We started this year with market consensus expectations of higher growth, higher inflation and a move towards the normalisation of interest rates. As we end 2014, it appears nearly everyone got it wrong, with no interest rate rises and modest growth.

Many developed bond markets are near, or at, their all-time lows in yields and markets are now pricing in a continuation of the overarching disinflationary pressures.

Breakeven rates – the difference between the yield on a nominal fixed-rate bond and the real yield on an inflation-linked bond – are near their lows and interest rate forwards are now pricing in US rate rises in late summer 2015.

Additionally, we have seen Japan adopt more desperate stimulus measures, China has just cut interest rates for the first time in two years and European Central Bank president Mario Draghi is eagerly trying to engineer more drastic quantitative easing, in the form of sovereign bond purchases.

This is all occurring amid a backdrop of sharp falls in oil prices and little to suggest there will be any sign of inflation. So why did so many get it so wrong?

To our minds, investors have anchored to the familiar events that are witnessed in a normal cycle, without standing back and properly examining the very real and sizeable differences in this cycle.

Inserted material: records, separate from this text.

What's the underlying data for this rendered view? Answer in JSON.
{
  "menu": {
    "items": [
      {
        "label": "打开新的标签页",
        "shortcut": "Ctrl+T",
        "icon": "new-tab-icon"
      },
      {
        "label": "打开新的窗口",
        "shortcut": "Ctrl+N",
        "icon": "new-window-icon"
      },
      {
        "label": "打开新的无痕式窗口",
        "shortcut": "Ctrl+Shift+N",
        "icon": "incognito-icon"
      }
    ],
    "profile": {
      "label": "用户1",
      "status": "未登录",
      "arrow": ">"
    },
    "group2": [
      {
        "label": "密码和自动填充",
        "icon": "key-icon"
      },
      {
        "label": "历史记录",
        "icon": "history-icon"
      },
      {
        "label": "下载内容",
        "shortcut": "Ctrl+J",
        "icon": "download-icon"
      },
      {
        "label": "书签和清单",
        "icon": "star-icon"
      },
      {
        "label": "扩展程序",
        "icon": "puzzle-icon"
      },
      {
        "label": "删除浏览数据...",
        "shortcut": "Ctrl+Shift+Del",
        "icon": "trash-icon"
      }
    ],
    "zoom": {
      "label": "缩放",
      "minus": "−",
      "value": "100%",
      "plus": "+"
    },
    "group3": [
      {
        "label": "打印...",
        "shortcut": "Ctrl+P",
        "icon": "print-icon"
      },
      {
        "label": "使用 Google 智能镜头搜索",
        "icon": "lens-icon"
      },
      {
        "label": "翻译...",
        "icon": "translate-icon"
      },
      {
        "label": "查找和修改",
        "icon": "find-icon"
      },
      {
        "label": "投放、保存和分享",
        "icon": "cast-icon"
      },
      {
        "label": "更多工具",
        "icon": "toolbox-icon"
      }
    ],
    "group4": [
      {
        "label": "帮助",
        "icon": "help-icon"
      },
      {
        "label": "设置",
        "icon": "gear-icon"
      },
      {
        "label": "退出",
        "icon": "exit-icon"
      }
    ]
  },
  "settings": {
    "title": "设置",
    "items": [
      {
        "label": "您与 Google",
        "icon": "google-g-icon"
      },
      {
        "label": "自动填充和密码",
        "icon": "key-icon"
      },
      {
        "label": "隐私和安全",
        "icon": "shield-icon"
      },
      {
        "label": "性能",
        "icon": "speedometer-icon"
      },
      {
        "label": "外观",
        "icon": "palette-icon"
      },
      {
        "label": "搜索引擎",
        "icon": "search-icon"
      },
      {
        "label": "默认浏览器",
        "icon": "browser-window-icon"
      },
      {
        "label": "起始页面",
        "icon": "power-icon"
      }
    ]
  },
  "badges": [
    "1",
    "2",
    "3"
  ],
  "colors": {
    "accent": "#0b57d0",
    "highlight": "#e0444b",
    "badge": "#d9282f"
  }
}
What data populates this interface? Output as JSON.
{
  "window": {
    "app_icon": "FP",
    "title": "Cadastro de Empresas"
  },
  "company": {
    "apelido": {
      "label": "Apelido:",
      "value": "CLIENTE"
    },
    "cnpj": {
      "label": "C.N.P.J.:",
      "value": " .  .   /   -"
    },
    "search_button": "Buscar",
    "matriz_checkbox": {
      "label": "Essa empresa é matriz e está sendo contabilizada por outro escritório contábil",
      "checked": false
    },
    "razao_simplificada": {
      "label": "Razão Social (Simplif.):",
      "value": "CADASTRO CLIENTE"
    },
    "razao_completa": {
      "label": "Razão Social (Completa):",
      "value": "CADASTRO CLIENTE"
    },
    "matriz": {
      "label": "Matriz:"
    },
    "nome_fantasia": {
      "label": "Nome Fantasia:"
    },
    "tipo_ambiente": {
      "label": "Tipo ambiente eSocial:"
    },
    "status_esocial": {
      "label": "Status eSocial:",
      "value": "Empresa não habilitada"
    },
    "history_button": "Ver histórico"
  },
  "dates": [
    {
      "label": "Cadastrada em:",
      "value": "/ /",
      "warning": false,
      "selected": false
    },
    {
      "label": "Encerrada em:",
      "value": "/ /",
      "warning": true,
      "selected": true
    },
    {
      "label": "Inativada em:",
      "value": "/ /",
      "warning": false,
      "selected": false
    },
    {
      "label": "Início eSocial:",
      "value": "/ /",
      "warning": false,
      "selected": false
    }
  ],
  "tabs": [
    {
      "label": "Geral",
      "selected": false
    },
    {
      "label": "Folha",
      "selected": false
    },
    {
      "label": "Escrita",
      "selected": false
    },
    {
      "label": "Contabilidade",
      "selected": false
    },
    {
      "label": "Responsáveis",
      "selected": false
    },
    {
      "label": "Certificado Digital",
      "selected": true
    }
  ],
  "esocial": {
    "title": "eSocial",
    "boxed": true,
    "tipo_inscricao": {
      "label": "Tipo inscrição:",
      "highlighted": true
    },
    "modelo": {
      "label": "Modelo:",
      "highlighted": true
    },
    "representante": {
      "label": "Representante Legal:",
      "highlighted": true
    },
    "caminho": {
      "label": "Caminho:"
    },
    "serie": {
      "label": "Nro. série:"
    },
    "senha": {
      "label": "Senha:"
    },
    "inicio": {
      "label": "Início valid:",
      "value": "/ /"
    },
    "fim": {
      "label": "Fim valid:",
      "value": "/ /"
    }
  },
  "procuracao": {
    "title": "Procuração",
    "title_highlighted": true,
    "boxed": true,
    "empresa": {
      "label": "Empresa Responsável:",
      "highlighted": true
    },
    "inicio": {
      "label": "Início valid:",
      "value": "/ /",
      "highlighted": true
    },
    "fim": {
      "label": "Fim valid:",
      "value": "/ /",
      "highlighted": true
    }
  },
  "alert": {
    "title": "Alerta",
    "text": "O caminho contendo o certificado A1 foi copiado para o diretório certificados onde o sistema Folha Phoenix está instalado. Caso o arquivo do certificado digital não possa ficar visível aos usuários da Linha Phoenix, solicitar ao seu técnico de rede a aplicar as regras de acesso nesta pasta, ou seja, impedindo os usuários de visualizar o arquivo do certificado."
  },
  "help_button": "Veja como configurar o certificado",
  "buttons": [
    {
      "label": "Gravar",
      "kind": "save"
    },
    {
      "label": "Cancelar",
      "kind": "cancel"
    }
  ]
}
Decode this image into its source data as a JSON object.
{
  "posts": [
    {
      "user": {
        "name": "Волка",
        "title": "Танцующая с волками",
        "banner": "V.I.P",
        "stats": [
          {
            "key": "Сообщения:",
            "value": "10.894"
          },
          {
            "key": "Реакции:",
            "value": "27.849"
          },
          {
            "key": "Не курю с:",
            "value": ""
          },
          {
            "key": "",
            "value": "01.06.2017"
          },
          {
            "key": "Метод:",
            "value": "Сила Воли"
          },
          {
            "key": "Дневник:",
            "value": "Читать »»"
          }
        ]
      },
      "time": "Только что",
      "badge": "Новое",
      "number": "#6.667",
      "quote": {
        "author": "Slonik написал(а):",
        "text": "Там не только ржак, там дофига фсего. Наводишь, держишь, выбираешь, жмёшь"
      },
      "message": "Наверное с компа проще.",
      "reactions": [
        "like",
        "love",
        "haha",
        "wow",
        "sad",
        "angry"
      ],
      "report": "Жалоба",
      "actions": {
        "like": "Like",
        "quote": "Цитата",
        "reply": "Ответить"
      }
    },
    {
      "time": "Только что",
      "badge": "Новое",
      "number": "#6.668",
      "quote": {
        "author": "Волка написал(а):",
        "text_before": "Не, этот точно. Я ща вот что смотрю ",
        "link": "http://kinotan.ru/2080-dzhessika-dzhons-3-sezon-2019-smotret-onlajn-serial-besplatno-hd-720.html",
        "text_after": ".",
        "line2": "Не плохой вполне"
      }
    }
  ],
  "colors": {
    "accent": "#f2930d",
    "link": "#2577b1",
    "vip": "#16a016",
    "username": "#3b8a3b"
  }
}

This brings me on to an article I read recently on the Swedish elections being called in March as the government collapses. It is my belief this is in no small way linked to the Riksbank’s decision to be one of the first major central banks to raise rates.

Robert Bergqvist, chief economist at SEB, who had previously spent nine years at the Riksbank, said: “It is a problem for the Riksbank’s credibility that it has to make these adjustments.”

So what have these two things in common?

Simply, Sweden is not alone and the potential for policy error has very worrying consequences.

US Federal Reserve members have helpfully laid out their expected path to normalisation in the “dot plot”. However, we contend it will be wrong on the potential for normalisation and that long-term rates will peak at much lower levels than in previous cycles.

It is our belief a number of confounding structural oddities remain in place that will cap out the potential for a vibrant and sustained recovery.

As labour markets strengthen and energy price falls free up consumer spending power, the Fed cannot be seen to be ignoring potential inflationary pressures.

While short-term inflation is not a problem, with oil prices down more than 30 per cent since the summer peak, any stabilisation around current levels could bring a marked boost to the sluggish economy.

Moreover, the Fed will be only too aware of the lessons of raising rates too soon, as noted in the Great Depression. It is treading a fine line and the chance of policy error is high.

We would all do well to study and monitor the dramatic changes that are happening in Sweden.